For the advisory missions it does decide to pursue in the future, the United States should abandon its overly cozy strategy and instead combine persuasion with the systematic application of incentives. For inspiration, officials can turn to one of the best case studies of this approach: the U.S. Eighth Army efforts to train South Korea’s army from 1948 to 1953.
If the United States does not learn from its repeated failures, it should not expect different outcomes.
Even after North Korea’s invasion in 1950, South Korean political and military leaders were torn between national and individual motivations in a way that weakened their military strength. But unlike the U.S. military today, the American generals and tactical advisers at the time took an assertive approach: General James Van Fleet, the commander of the U.S. Eighth Army, took direct command of the Republic of Korea (ROK) Army and threatened to reduce assistance in an effort to ensure that competent officers were promoted to key commands and that the military remained insulated from politicization. At the tactical level, U.S. military advisers of the Korean Military Advisory Group likewise sought to inspire and persuade their South Korean counterparts, but when persuasion failed they threatened to cut South Korean units off from U.S. supplies to incentivize officers to follow their direction. By 1952, hardly any South Korean army officers were promoted without the approval of the U.S. Eighth Army, and by mid-1953 the local partner was transformed into an effective fighting force.

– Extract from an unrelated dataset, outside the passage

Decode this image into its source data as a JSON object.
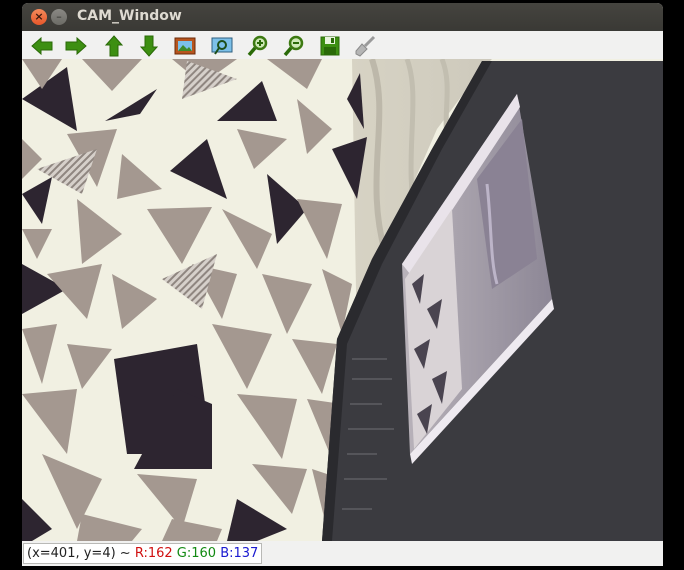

There are always complicating factors and limitations to cross-case comparisons. The U.S. military built the Republic of Korea Army at a different time and place, and it was designed to meet a different threat than the United States faced in Afghanistan and Iraq. The U.S. military’s assertive approach in Korea was likely shaped by the fact that entire U.S. divisions faced annihilation on the frontlines if the ROK Army caved—an immediate, physical threat to American lives that would not be replicated in future wars. Although the option of direct command of entire partner militaries may now be off the table for the United States, there is plenty the U.S. military can learn from its advisory experience in Korea. In particular, it can take the lesson that it was not rapport-based persuasion alone that transformed the ROK Army but also the systematic application of incentives.

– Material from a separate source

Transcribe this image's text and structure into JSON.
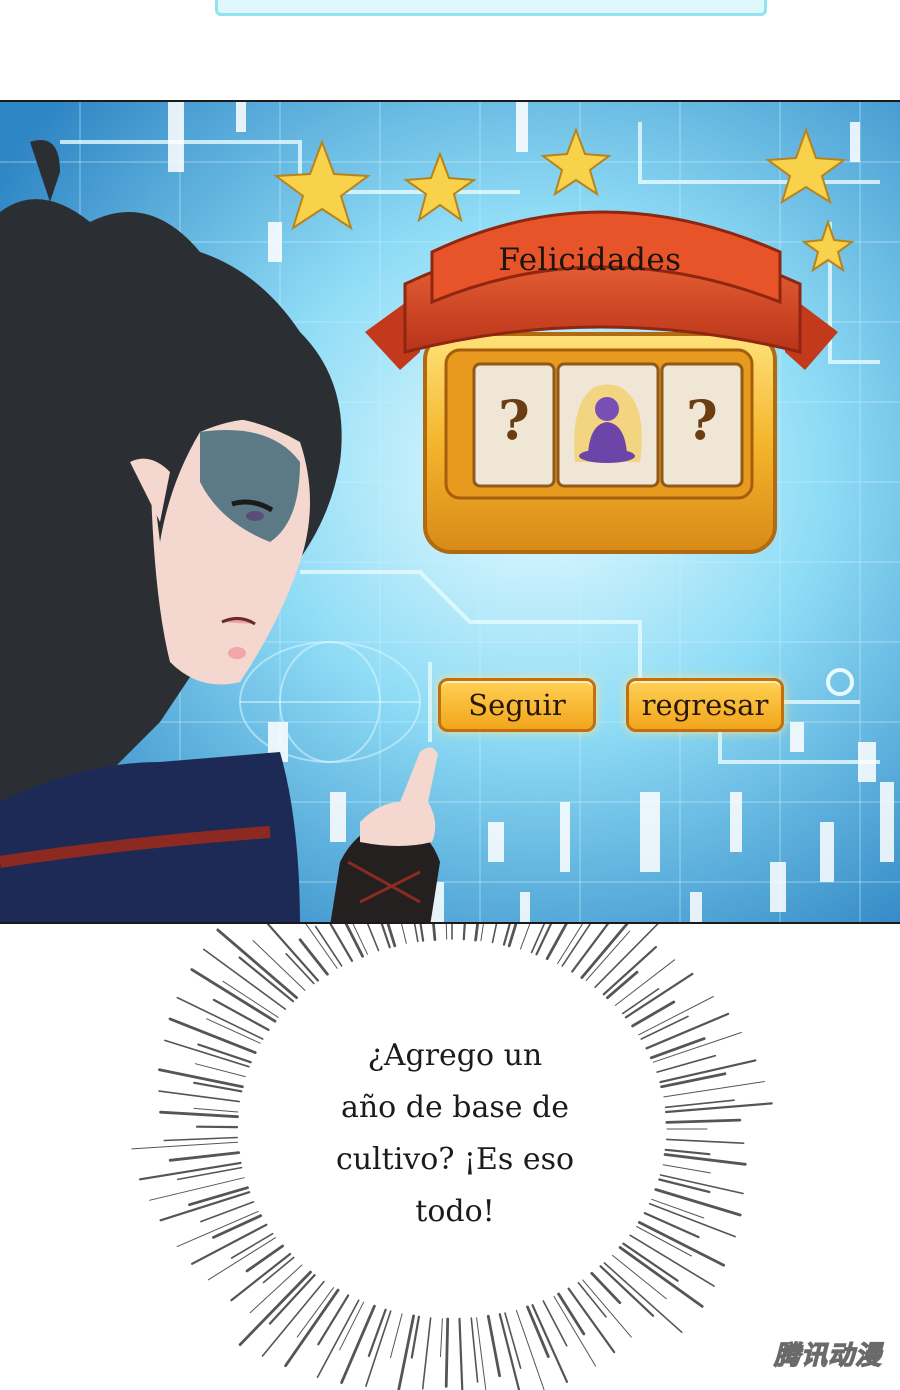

Such an approach could increase the effectiveness of some security force assistance projects. But the United States also has another option: it could scale down its train-and-equip efforts altogether. Rather than using advisory missions as the preferred option for addressing local security threats, it could instead reserve such programs for states with strong national institutions and a demonstrated interest in building better militaries. This pathway would lead to the termination of most U.S. security assistance projects, including the ongoing effort to build the Iraqi security forces.
Too often, the United States’ efforts to train and equip foreign militaries have been motivated by bureaucratic logic rather than sound strategy. The fall of Kabul exposed more than the rot within the armies the United States builds. It also exposed the rot within the United States’ approach to building them.